The Real Deal Miami

Miami commission approves talks with Adler on selling riverfront HQ

Adler wants to develop riverfront parcel in exchange for building new HQ
By James Teeple | December 09, 2016 09:45AM

Rendering of the Riverside Nexcus (Inset: Adler Group President David Adler)

Rendering of the Riverside Nexcus (Inset: Adler Group President David Adler)

Miami’s iconic Dinner Key auditorium, home to commissioners and the city’s mayor, is not for sale, but the city’s second most-valuable property – a 3-acre site along the Miami River – could soon be the site of the city’s newest mixed-use luxury development.

The city of Miami's Miami River headquarters

The city of Miami’s Miami River headquarters

On Thursday, Miami city commissioners voted 4-1 to allow city officials to continue talks with the Adler Group, which wants to build two 36-story towers on the site with a combined 900 apartments, 20,000 square feet of retail space and 150 hotel rooms.
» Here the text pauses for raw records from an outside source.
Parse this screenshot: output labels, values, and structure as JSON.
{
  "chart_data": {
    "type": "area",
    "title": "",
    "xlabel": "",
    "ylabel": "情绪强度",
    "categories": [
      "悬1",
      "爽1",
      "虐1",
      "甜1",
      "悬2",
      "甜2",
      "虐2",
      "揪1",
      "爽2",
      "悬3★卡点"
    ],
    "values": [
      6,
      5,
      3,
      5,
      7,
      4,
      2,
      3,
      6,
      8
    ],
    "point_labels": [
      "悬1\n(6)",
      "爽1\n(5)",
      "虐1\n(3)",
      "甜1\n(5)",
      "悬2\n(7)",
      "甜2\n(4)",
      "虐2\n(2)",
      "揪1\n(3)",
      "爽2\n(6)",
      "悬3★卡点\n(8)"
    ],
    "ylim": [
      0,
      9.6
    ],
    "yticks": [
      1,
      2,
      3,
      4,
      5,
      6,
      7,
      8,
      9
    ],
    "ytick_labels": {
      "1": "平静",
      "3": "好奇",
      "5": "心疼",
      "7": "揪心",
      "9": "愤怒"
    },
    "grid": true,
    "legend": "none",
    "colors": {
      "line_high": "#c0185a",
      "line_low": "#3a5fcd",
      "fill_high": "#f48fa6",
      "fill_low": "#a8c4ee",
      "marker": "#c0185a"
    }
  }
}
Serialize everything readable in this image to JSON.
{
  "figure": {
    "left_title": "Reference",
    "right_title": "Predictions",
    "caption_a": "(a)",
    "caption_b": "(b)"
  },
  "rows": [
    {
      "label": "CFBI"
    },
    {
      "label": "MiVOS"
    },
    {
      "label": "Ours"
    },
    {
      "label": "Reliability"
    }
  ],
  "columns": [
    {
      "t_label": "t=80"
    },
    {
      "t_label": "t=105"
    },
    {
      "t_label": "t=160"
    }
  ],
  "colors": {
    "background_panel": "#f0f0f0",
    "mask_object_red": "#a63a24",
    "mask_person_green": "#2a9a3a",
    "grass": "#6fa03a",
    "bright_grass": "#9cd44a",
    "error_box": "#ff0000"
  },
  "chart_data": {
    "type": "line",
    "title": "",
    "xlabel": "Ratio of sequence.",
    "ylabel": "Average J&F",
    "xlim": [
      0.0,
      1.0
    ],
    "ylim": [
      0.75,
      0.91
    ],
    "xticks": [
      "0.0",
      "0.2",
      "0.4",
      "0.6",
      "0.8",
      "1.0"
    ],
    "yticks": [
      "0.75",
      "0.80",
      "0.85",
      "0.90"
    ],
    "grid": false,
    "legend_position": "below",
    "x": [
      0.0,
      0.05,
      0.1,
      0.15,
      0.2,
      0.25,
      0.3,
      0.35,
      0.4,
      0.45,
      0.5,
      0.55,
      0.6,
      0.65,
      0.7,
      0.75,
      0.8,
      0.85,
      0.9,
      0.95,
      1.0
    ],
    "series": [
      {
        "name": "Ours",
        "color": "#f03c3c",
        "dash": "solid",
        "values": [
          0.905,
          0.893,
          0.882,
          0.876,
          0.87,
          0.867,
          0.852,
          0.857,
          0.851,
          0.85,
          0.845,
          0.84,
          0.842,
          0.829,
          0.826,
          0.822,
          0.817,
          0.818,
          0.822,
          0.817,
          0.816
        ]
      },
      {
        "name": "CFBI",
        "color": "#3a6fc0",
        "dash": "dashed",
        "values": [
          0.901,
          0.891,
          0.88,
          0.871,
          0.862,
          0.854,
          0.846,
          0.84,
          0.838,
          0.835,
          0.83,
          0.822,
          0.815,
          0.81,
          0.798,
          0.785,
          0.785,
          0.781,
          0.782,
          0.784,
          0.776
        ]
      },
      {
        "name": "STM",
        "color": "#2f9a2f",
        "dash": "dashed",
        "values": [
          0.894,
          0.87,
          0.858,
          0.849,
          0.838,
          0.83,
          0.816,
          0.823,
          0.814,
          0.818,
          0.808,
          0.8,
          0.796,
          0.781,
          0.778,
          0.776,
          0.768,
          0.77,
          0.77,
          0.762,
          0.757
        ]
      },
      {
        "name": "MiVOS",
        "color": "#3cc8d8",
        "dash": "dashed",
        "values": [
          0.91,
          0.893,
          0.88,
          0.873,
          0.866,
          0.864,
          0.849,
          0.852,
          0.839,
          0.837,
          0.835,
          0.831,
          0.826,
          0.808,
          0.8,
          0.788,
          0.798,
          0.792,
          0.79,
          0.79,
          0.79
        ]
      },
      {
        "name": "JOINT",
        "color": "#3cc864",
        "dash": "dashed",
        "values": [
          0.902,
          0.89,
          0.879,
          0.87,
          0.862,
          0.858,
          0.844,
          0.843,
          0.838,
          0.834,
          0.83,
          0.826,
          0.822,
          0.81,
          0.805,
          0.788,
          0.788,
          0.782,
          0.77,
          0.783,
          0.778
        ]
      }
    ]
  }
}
Records show Adler proposed a 90-year ground lease with a present-day value of $70 million. In return, the city would gain 3 percent of all gross revenues generated from the development. That means Adler will pay the city an estimated $335 million over the length of the lease.

Adler would also partner with the city to finance and erect a new built-to-suit Class A office building with 375,000 square feet and 1,200 parking spaces at an estimated cost of $125 million. It’s not clear where the new city office complex would be located but three locations have been mentioned: adjacent to the Lyric Theater in Overtown, next to Marlins Park or as part of a massive complex that Adler is building at the Douglas Road Metrorail station.

The city’s real estate director, Daniel Rotenberg, said on Thursday there had been changes to the original offer from Adler but he would not divulge details.

An earlier analysis of the deal commissioned by real estate consultant firm CBRE raised concerns about a projected $50 million gap between what the city would pay for its new office complex and what Adler had proposed to pay for the prime waterfront parcel. Commissioner Frank Carollo, who voted against the motion, told his colleagues he “was sick and tired of the city being ripped off and it’s always with waterfront property.”

Following the vote, Adler Group issued a statement that said it was “thrilled by the opportunity,” adding “we are committed to the city to develop both projects and look forward to working with the community on shaping the future of this area.”

Adler’s proposed project, dubbed Nexus Riverside Central would be combined with a site just to the north of the city’s Riverside Center at 444 Southwest Second Avenue. Adler paid $14.25 million for the site last year and plans a 462-apartment residential tower on the land called Nexus Riverside, with 7,000 square feet of ground-floor retail.

While commissioners approved moving forward with negotiations, some commissioners expressed reservations about the city’s ability to do so.

Commissioners Ken Russell and Francis Suarez urged the city attorney’s office to hire an outside legal expert on real estate to draft the deal, but commissioners rejected a motion that would have required the city to do so. Still, Russell, who said he voted for the motion after commissioners adopted a motion to require Adler to include “affordability” in their proposed project, told The Real Deal he was hopeful the city attorney would consider bringing in outside expertise.

“The other side is bringing their ‘A’ game. We want to make sure the city gets the best deal.”